Mean absolute error, or MAE, measures the performance of a regression model. The mean absolute error is defined as the average of the all absolute differences between true and predicted values:

$$\mathrm{MAE}=\frac{1}{n}\sum^{n-1}_{i=0}(|y_i-\hat{y}_i|)$$

Where:

$n$ is the number of predicted values
$y_i$ is the actual true value of the $i$-th data
$\hat{y}_i$ is the predicted value of the $i$-th data

A model with a high value of MAE means that its performance is subpar, while one a MAE of zero would indicate a perfect model without any error in its predictions.

Simple example to calculate mean absolute error (MAE)

Suppose we have three data points (1,3), (2,2) and (3,2). In order to predict the y-value given the x-value, we have built a simple linear model $\hat{y}=x$, as shown in the diagram below:

To get a measure of how good our model performs, we can compute the MAE like so:

$$\begin{align*} \mathrm{MAE}&=\frac{1}{3}\left(|3-1|+|2-2|+|2-3|\right)\\ &=\frac{1}{3}\left(2+0+1\right)\\ &=1 \end{align*}$$

This means that our predictions are off by one on average.

Why do we take the absolute value?

The reason is that the absolute value prevents positive and negative differences from cancelling each other out. As an example, consider the following example:

Suppose we computed the MAE without taking the absolute value:

$$\begin{align*} \mathrm{MAE'}&=\frac{1}{3}\Big[(1-3)+(2-2)+(3-2)\Big]\\ &=\frac{1}{3}\left(-2+0+2\right)\\ &=0 \end{align*}$$

As you can see, the negative and positive difference of the first and third data points have cancelled each other out. As a result, we end up with a MAE' of 0, which is obviously misleading because we know that our model is not performing all that well. In order to avoid negative and positive differences to cancel each other out, MAE takes the absolute value of the difference.

Why isn't mean absolute error (MAE) used as a cost function?

Most machine learning models "learn" by minimising the cost function. The mean absolute error is often not chosen as the cost function because the presence of the absolute value makes differentiation harder, which means the function is difficult to optimise. For this reason, mean squared error is typically chosen as the cost function to train machine learning models.

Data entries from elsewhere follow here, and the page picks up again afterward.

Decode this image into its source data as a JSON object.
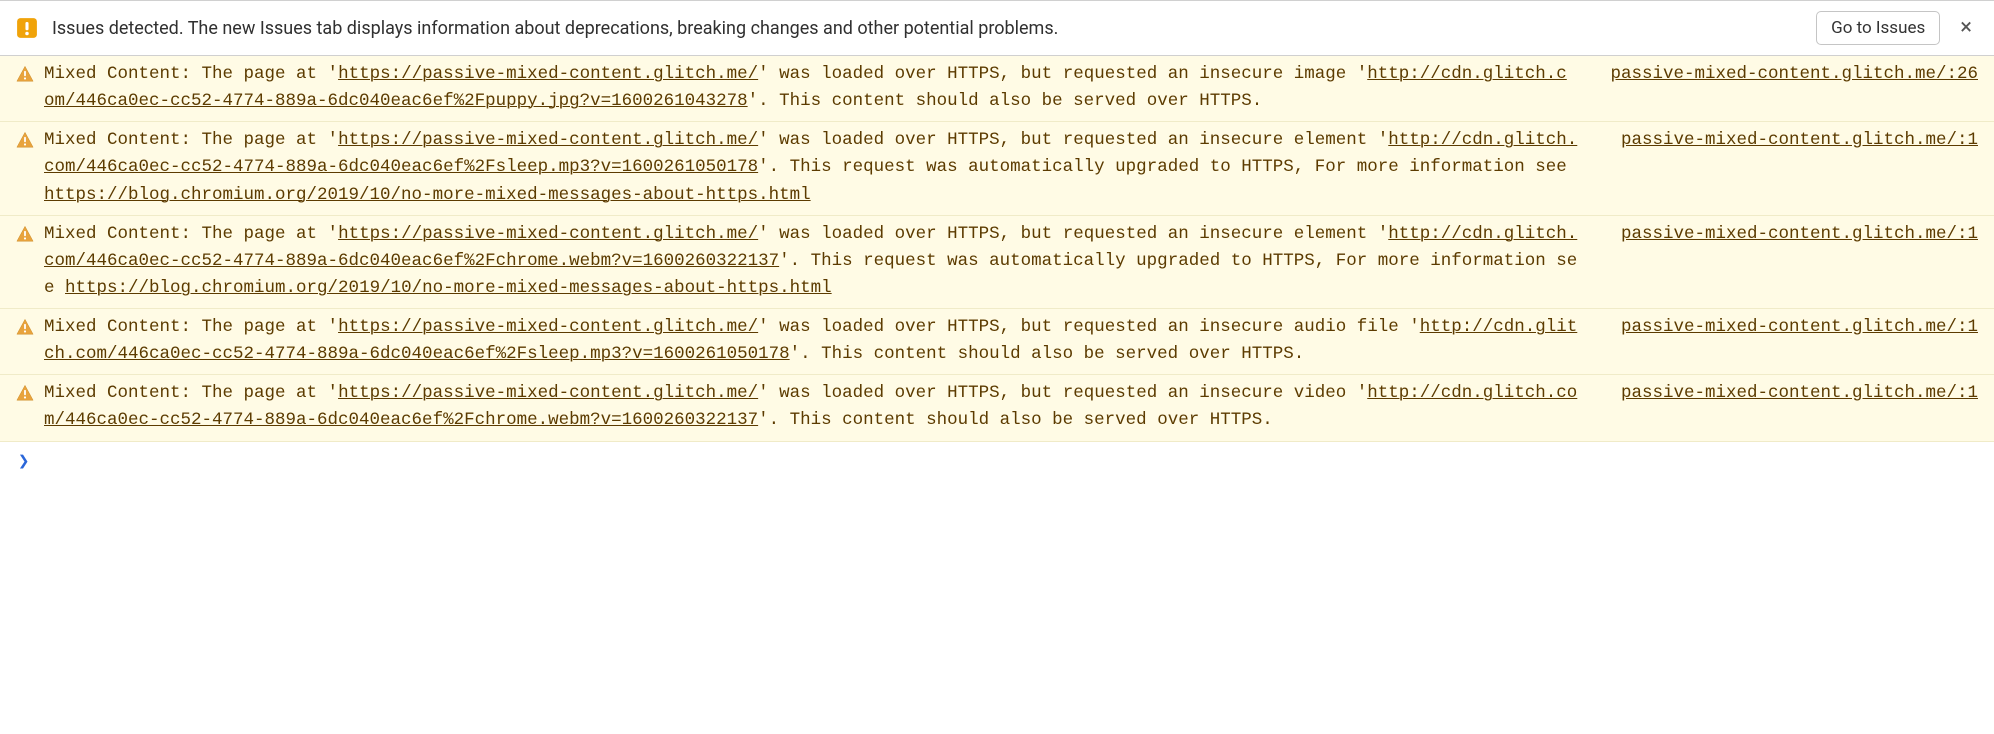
{
  "info_bar": {
    "text": "Issues detected. The new Issues tab displays information about deprecations, breaking changes and other potential problems.",
    "button_label": "Go to Issues",
    "close_label": "×"
  },
  "warnings": [
    {
      "parts": [
        {
          "t": "text",
          "v": "Mixed Content: The page at '"
        },
        {
          "t": "link",
          "v": "https://passive-mixed-content.glitch.me/"
        },
        {
          "t": "text",
          "v": "' was loaded over HTTPS, but requested an insecure image '"
        },
        {
          "t": "link",
          "v": "http://cdn.glitch.com/446ca0ec-cc52-4774-889a-6dc040eac6ef%2Fpuppy.jpg?v=1600261043278"
        },
        {
          "t": "text",
          "v": "'. This content should also be served over HTTPS."
        }
      ],
      "source": "passive-mixed-content.glitch.me/:26"
    },
    {
      "parts": [
        {
          "t": "text",
          "v": "Mixed Content: The page at '"
        },
        {
          "t": "link",
          "v": "https://passive-mixed-content.glitch.me/"
        },
        {
          "t": "text",
          "v": "' was loaded over HTTPS, but requested an insecure element '"
        },
        {
          "t": "link",
          "v": "http://cdn.glitch.com/446ca0ec-cc52-4774-889a-6dc040eac6ef%2Fsleep.mp3?v=1600261050178"
        },
        {
          "t": "text",
          "v": "'. This request was automatically upgraded to HTTPS, For more information see "
        },
        {
          "t": "link",
          "v": "https://blog.chromium.org/2019/10/no-more-mixed-messages-about-https.html"
        }
      ],
      "source": "passive-mixed-content.glitch.me/:1"
    },
    {
      "parts": [
        {
          "t": "text",
          "v": "Mixed Content: The page at '"
        },
        {
          "t": "link",
          "v": "https://passive-mixed-content.glitch.me/"
        },
        {
          "t": "text",
          "v": "' was loaded over HTTPS, but requested an insecure element '"
        },
        {
          "t": "link",
          "v": "http://cdn.glitch.com/446ca0ec-cc52-4774-889a-6dc040eac6ef%2Fchrome.webm?v=1600260322137"
        },
        {
          "t": "text",
          "v": "'. This request was automatically upgraded to HTTPS, For more information see "
        },
        {
          "t": "link",
          "v": "https://blog.chromium.org/2019/10/no-more-mixed-messages-about-https.html"
        }
      ],
      "source": "passive-mixed-content.glitch.me/:1"
    },
    {
      "parts": [
        {
          "t": "text",
          "v": "Mixed Content: The page at '"
        },
        {
          "t": "link",
          "v": "https://passive-mixed-content.glitch.me/"
        },
        {
          "t": "text",
          "v": "' was loaded over HTTPS, but requested an insecure audio file '"
        },
        {
          "t": "link",
          "v": "http://cdn.glitch.com/446ca0ec-cc52-4774-889a-6dc040eac6ef%2Fsleep.mp3?v=1600261050178"
        },
        {
          "t": "text",
          "v": "'. This content should also be served over HTTPS."
        }
      ],
      "source": "passive-mixed-content.glitch.me/:1"
    },
    {
      "parts": [
        {
          "t": "text",
          "v": "Mixed Content: The page at '"
        },
        {
          "t": "link",
          "v": "https://passive-mixed-content.glitch.me/"
        },
        {
          "t": "text",
          "v": "' was loaded over HTTPS, but requested an insecure video '"
        },
        {
          "t": "link",
          "v": "http://cdn.glitch.com/446ca0ec-cc52-4774-889a-6dc040eac6ef%2Fchrome.webm?v=1600260322137"
        },
        {
          "t": "text",
          "v": "'. This content should also be served over HTTPS."
        }
      ],
      "source": "passive-mixed-content.glitch.me/:1"
    }
  ],
  "prompt_symbol": "❯"
}
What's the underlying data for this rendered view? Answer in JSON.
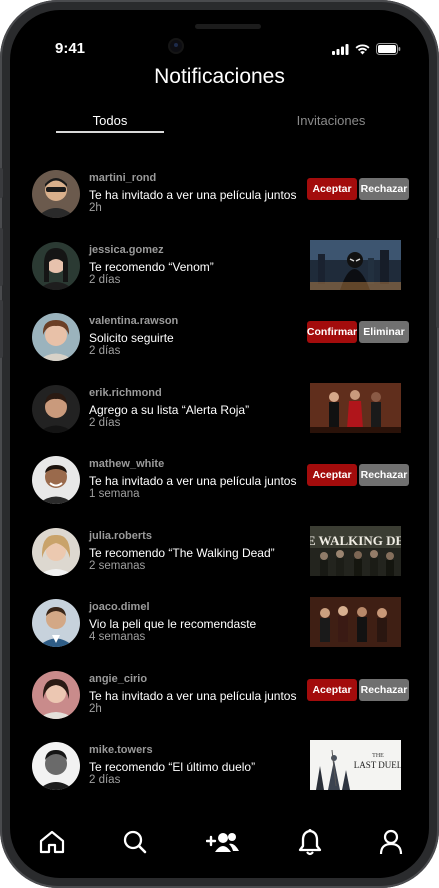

Computing mean absolute error (MAE) using Python's Scikit-learn

To compute the mean absolute error given a list of true and predicted values:


        
        
            
                
                
                    from sklearn.metrics import mean_absolute_error
y_true = [2,6,5]
y_pred = [7,4,3]
mean_absolute_error(y_true, y_pred)
                
            
            3.0

Setting multioutput

By default, multioutput='uniform_average', which returns a the global mean absolute error:


        
        
            
                
                
                    y_true = [[1,2],[3,4]]
y_pred = [[6,7],[9,8]]
mean_absolute_error(y_true, y_pred)
                
            
            5.0